Steve Jobs pledged "thermonuclear war" on "grand theft" Android

Steve Jobs described Android as a "grand theft" of iPhone technology, promising to "go thermonuclear war" to "destroy" Google's smartphone platform according to a new biography of the Apple founder. In a subsequent heated meeting with Eric Schmidt, then CEO of Google, Jobs refused to consider any sort of settlement to the lawsuit Apple filed, arguing that his company had "plenty of money" and telling Schmidt "I want you to stop using our ideas in Android, that's all I want" according to a copy of the book obtained early by the Associated Press.

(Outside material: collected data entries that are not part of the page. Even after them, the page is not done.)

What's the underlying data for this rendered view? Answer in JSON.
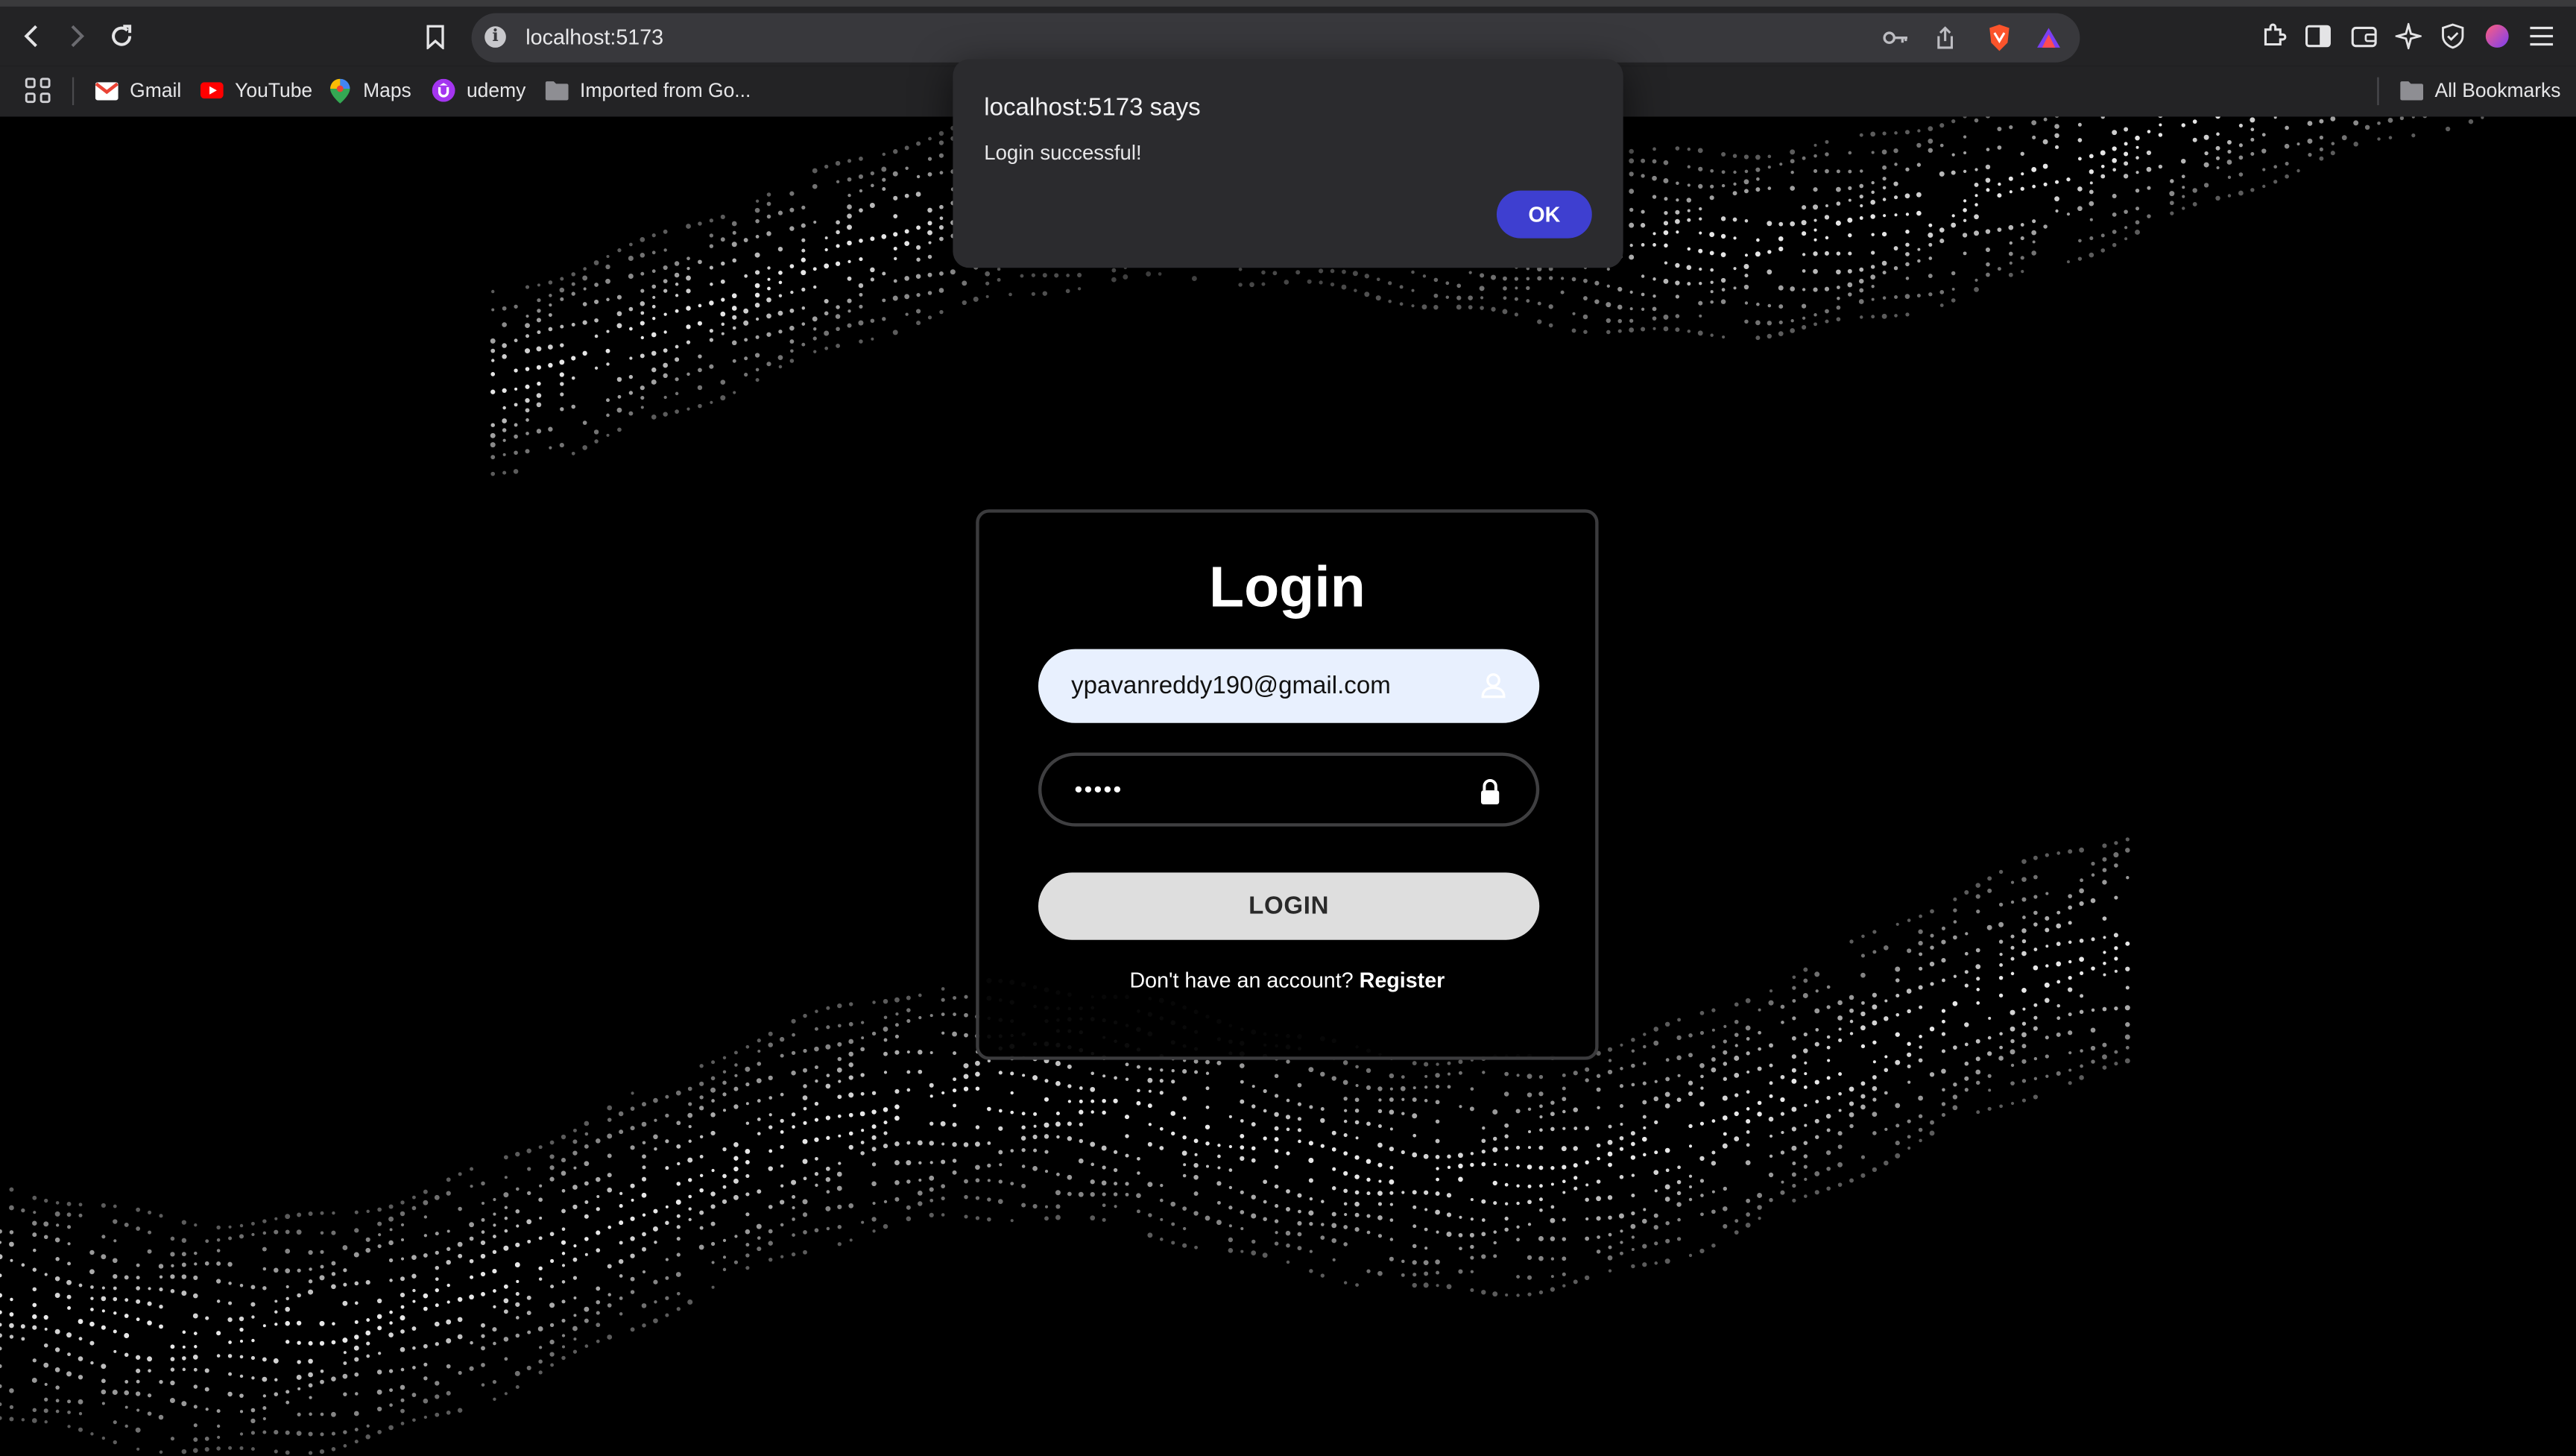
{
  "browser": {
    "url": "localhost:5173",
    "bookmarks": [
      {
        "label": "Gmail"
      },
      {
        "label": "YouTube"
      },
      {
        "label": "Maps"
      },
      {
        "label": "udemy"
      },
      {
        "label": "Imported from Go..."
      }
    ],
    "all_bookmarks_label": "All Bookmarks"
  },
  "login_form": {
    "title": "Login",
    "email_value": "ypavanreddy190@gmail.com",
    "password_masked": "•••••",
    "submit_label": "LOGIN",
    "register_prompt": "Don't have an account?",
    "register_link": "Register"
  },
  "alert": {
    "title": "localhost:5173 says",
    "message": "Login successful!",
    "ok_label": "OK",
    "ok_color": "#3e3fd0"
  }
}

"I will spend my last dying breath if I need to, and I will spend every penny of Apple's $40 billion in the bank, to right this wrong ... I'm going to destroy Android, because it's a stolen product. I'm willing to go thermonuclear war on this" Steve Jobs

"I don't want your money" Jobs told Schmidt as the two men met in a cafe in Palo Alto early last year. "If you offer me $5 billion, I won't want it. I've got plenty of money. I want you to stop using our ideas in Android, that's all I want." Unsurprisingly no settlement was reached, and the legal battle between Android OEMs and Apple continues to this day.

The biography also paints a picture of a man frustrated by a lack of attention to product, blasting the executive team that led Apple during the period he was away from the company as "corrupt people" with "corrupt values." Their focus, he claimed, was on making money "for themselves mainly, and also for Apple – rather than making great products."

One of the more controversial aspects of the book is likely to be Jobs' attitude towards the cancer that went on to kill him, and his experimentation with alternative treatments before resorting to more traditional surgical methods. "I really didn't want them to open up my body, so I tried to see if a few other things would work" he told biographer Walter Isaacson, the list of potential remedies including acupuncture, juice fasts and even seeing a psychic. Jobs did not go in for surgery until nine months after being diagnosed with pancreatic cancer, a period one specialist described as "a significant period of time to delay."

Jobs passed on October 5, aged 56. The biography, titled "Steve Jobs", will go on sale on Monday, October 24.